If I'm right about this, in one of the few cases where strict-aliasing *would* cause a problem, GCC doesn't warn, despite all the false positives it warns about. Well, anyways, if you go with the first patch, this doesn't matter.
Comment 7 Dan Winship 2010-01-25 16:08:22 UTC
Created attachment 152239 [details] [review]
Work around Xlib 64-bit "specialness"

updated version with comment
Comment 8 Dan Winship 2010-01-25 16:08:52 UTC
Comment on attachment 152239 [details] [review]
Work around Xlib 64-bit "specialness"

Attachment 152239 [details] pushed as 5764176 - Work around Xlib 64-bit "specialness"

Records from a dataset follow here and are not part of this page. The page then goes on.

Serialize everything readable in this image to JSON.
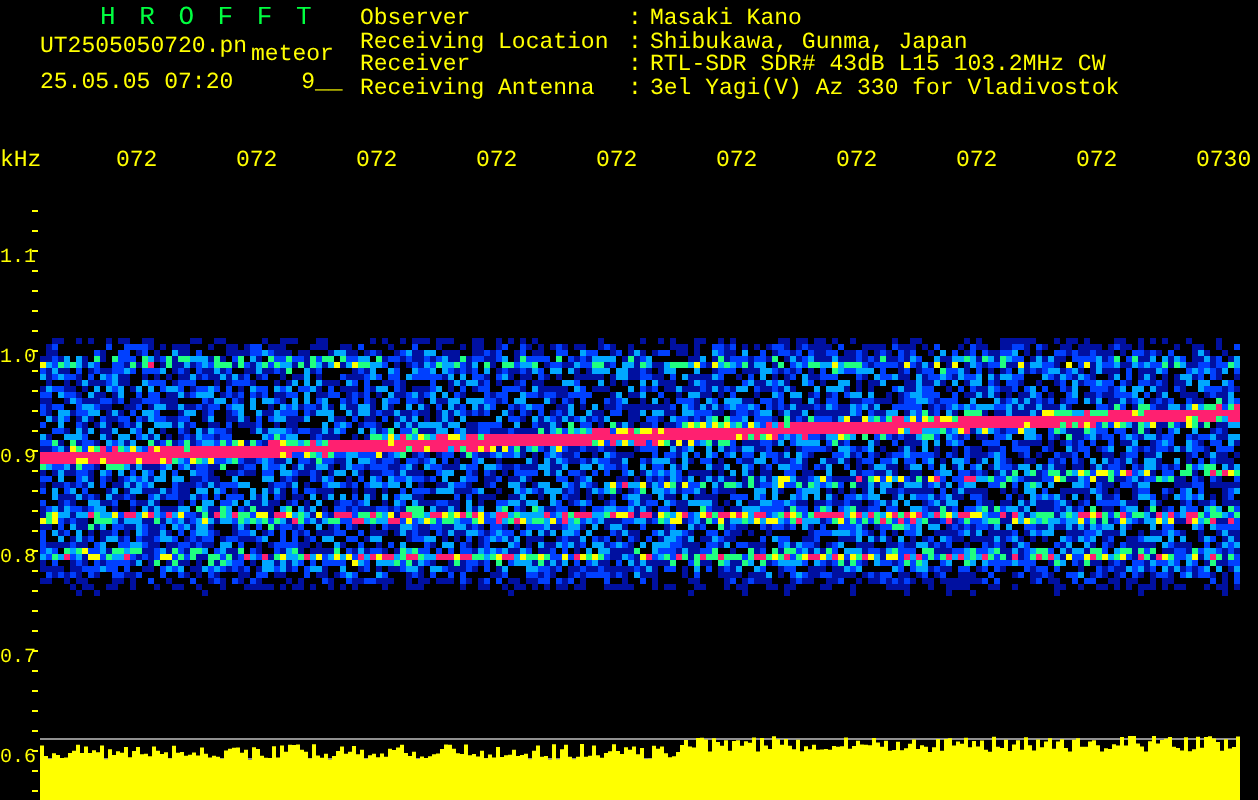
{
  "header": {
    "title": "H R O F F T",
    "filename": "UT2505050720.pn",
    "mode": "meteor",
    "timestamp": "25.05.05 07:20",
    "code": "9__"
  },
  "info": [
    {
      "label": "Observer",
      "separator": ":",
      "value": "Masaki Kano"
    },
    {
      "label": "Receiving Location",
      "separator": ":",
      "value": "Shibukawa, Gunma, Japan"
    },
    {
      "label": "Receiver",
      "separator": ":",
      "value": "RTL-SDR SDR# 43dB L15 103.2MHz CW"
    },
    {
      "label": "Receiving Antenna",
      "separator": ":",
      "value": "3el Yagi(V) Az 330 for Vladivostok"
    }
  ],
  "time_axis": {
    "unit": "kHz",
    "labels": [
      "072",
      "072",
      "072",
      "072",
      "072",
      "072",
      "072",
      "072",
      "072",
      "0730"
    ]
  },
  "frequency_axis": {
    "labels": [
      "1.1",
      "1.0",
      "0.9",
      "0.8",
      "0.7",
      "0.6"
    ]
  }
}
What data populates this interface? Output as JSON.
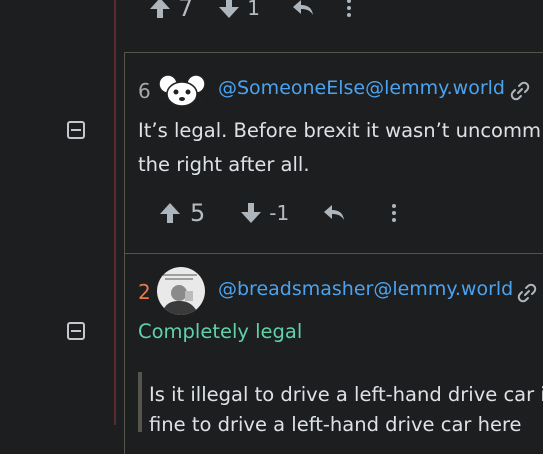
{
  "top_comment": {
    "upvotes": "7",
    "downvotes": "1"
  },
  "comment1": {
    "index": "6",
    "username": "@SomeoneElse@lemmy.world",
    "body_line1": "It’s legal. Before brexit it wasn’t uncomm",
    "body_line2": "the right after all.",
    "upvotes": "5",
    "downvotes": "-1"
  },
  "comment2": {
    "index": "2",
    "username": "@breadsmasher@lemmy.world",
    "body": "Completely legal",
    "quote_line1": "Is it illegal to drive a left-hand drive car i",
    "quote_line2": "fine to drive a left-hand drive car here"
  },
  "colors": {
    "background": "#1d1e20",
    "username": "#4ba3f0",
    "index_gray": "#a5a9ad",
    "index_orange": "#e8794a",
    "completely_legal": "#5fd3a8",
    "border": "#55554b"
  },
  "icons": [
    "arrow-up-icon",
    "arrow-down-icon",
    "reply-icon",
    "more-vertical-icon",
    "collapse-icon",
    "link-icon",
    "avatar"
  ]
}
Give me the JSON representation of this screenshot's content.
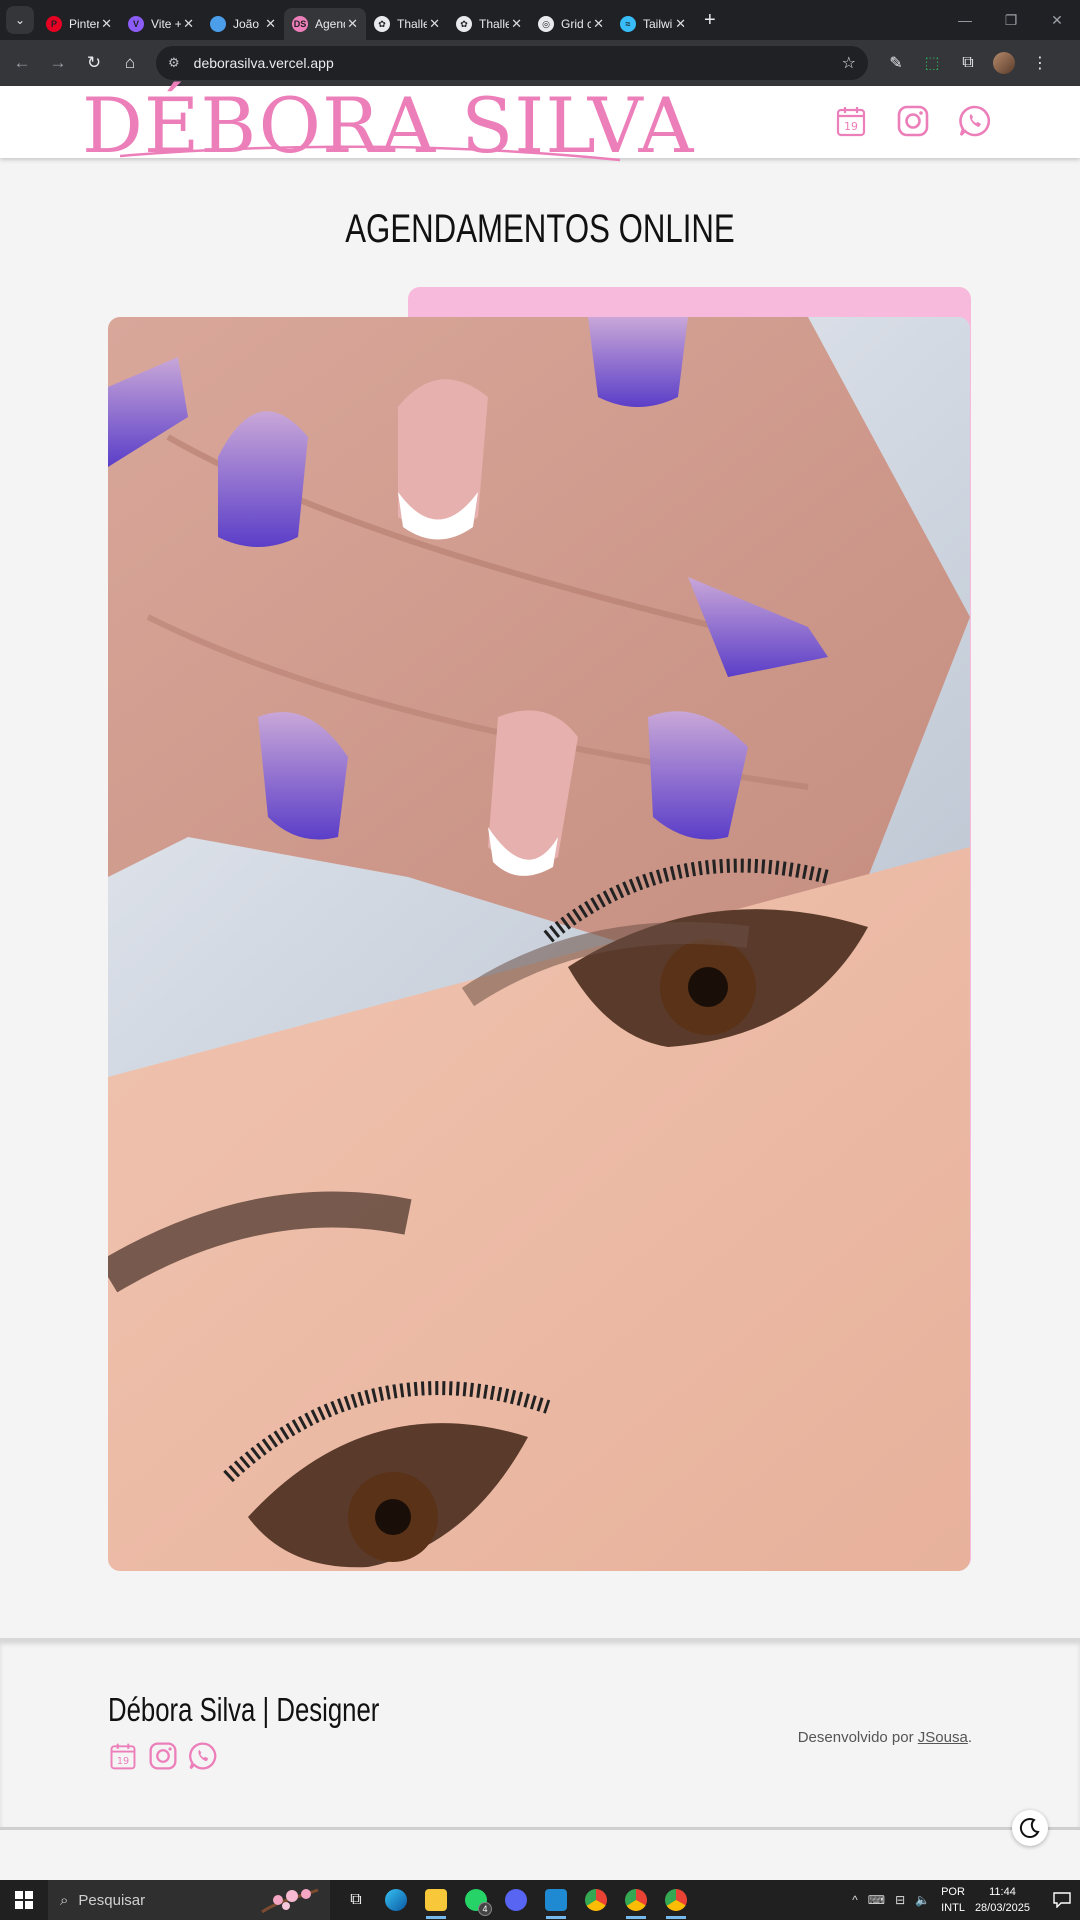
{
  "browser": {
    "tabs": [
      {
        "label": "Pinterest",
        "color": "#e60023",
        "glyph": "P"
      },
      {
        "label": "Vite + React",
        "color": "#8b5cf6",
        "glyph": "V"
      },
      {
        "label": "João Sousa",
        "color": "#4a9eea",
        "glyph": ""
      },
      {
        "label": "Agendamentos",
        "color": "#ec7fba",
        "glyph": "DS"
      },
      {
        "label": "Thalles",
        "color": "#e8eaed",
        "glyph": "✿"
      },
      {
        "label": "Thalles",
        "color": "#e8eaed",
        "glyph": "✿"
      },
      {
        "label": "Grid css",
        "color": "#e8eaed",
        "glyph": "◎"
      },
      {
        "label": "Tailwind",
        "color": "#38bdf8",
        "glyph": "≈"
      }
    ],
    "active_tab": 3,
    "url": "deborasilva.vercel.app"
  },
  "site": {
    "logo": "DÉBORA SILVA",
    "calendar_day": "19",
    "page_title": "AGENDAMENTOS ONLINE",
    "footer_brand": "Débora Silva | Designer",
    "credit_prefix": "Desenvolvido por ",
    "credit_link": "JSousa",
    "credit_suffix": ".",
    "accent": "#ec7fba",
    "accent_light": "#f7b9dc"
  },
  "taskbar": {
    "search_placeholder": "Pesquisar",
    "whatsapp_badge": "4",
    "lang_top": "POR",
    "lang_bottom": "INTL",
    "time": "11:44",
    "date": "28/03/2025"
  }
}
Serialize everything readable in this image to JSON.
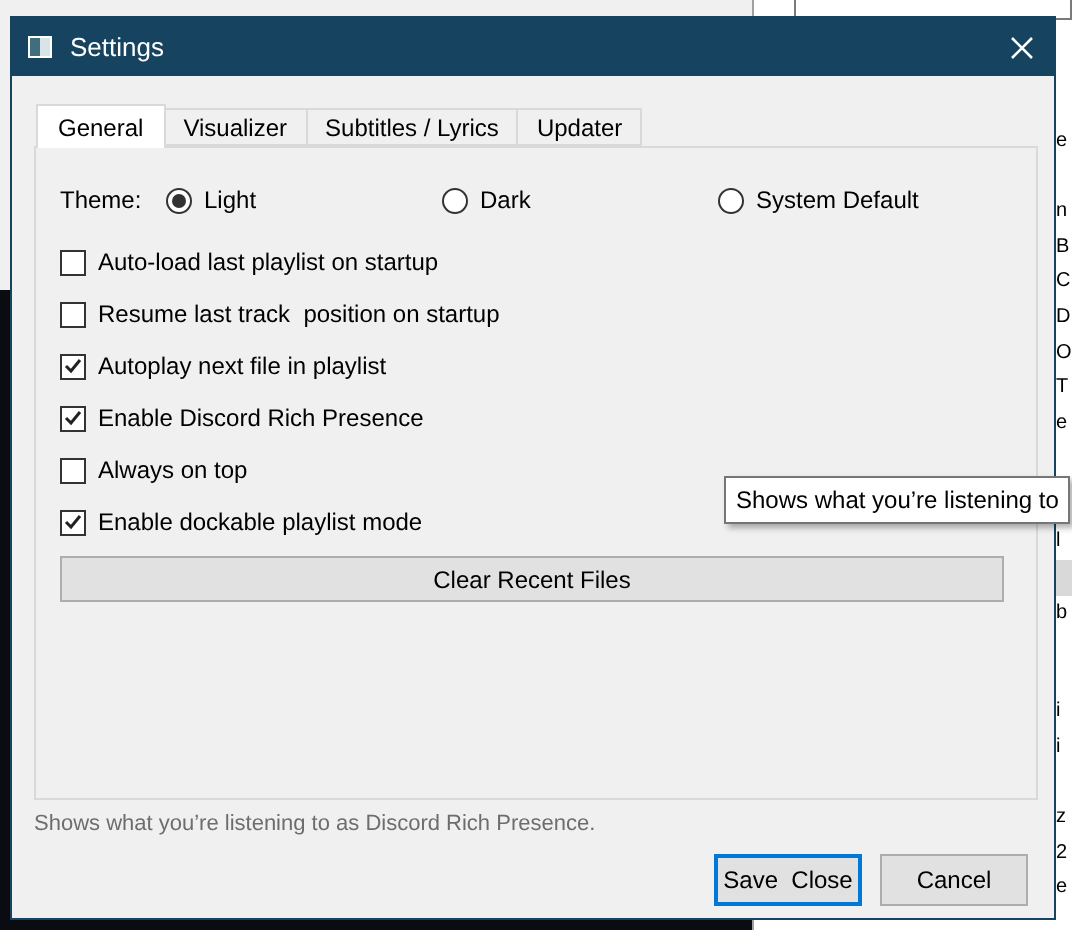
{
  "background_app": {
    "list_groups": [
      [
        {
          "selected": false
        }
      ],
      [
        {
          "text": "e",
          "selected": false
        }
      ],
      [
        {
          "text": "n",
          "selected": false
        },
        {
          "text": "B",
          "selected": false
        },
        {
          "text": "C",
          "selected": false
        },
        {
          "text": "D",
          "selected": false
        },
        {
          "text": "O",
          "selected": false
        },
        {
          "text": "T",
          "selected": false
        },
        {
          "text": "e",
          "selected": false
        }
      ],
      [
        {
          "text": "l",
          "selected": false
        },
        {
          "selected": true
        },
        {
          "text": "b",
          "selected": false
        }
      ],
      [
        {
          "text": "i",
          "selected": false
        },
        {
          "text": "i",
          "selected": false
        },
        {
          "selected": false
        },
        {
          "text": "z",
          "selected": false
        },
        {
          "text": "2",
          "selected": false
        },
        {
          "text": "e",
          "selected": false
        }
      ]
    ]
  },
  "window": {
    "title": "Settings"
  },
  "tabs": [
    {
      "label": "General",
      "selected": true
    },
    {
      "label": "Visualizer",
      "selected": false
    },
    {
      "label": "Subtitles / Lyrics",
      "selected": false
    },
    {
      "label": "Updater",
      "selected": false
    }
  ],
  "theme": {
    "label": "Theme:",
    "options": [
      {
        "label": "Light",
        "selected": true
      },
      {
        "label": "Dark",
        "selected": false
      },
      {
        "label": "System Default",
        "selected": false
      }
    ]
  },
  "options": [
    {
      "label": "Auto-load last playlist on startup",
      "checked": false
    },
    {
      "label": "Resume last track  position on startup",
      "checked": false
    },
    {
      "label": "Autoplay next file in playlist",
      "checked": true
    },
    {
      "label": "Enable Discord Rich Presence",
      "checked": true
    },
    {
      "label": "Always on top",
      "checked": false
    },
    {
      "label": "Enable dockable playlist mode",
      "checked": true
    }
  ],
  "clear_button": "Clear Recent Files",
  "help_text": "Shows what you’re listening to as Discord Rich Presence.",
  "tooltip": "Shows what you’re listening to",
  "buttons": [
    {
      "label": "Save  Close",
      "kind": "default"
    },
    {
      "label": "Cancel",
      "kind": "normal"
    }
  ]
}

Comment 9 Dan Winship 2010-01-25 16:10:14 UTC
reassigning to metacity since the same problem exists there. (with the current set of EWMH properties, it's only noticeable with _NET_WM_WINDOW_OPACITY, but it could potentially cause other problems in the future).
Comment 10 Alberts Muktupāvels 2014-12-20 23:47:32 UTC
This problem has been fixed in the development version. The fix will be available in the next major software release. Thank you for your bug report.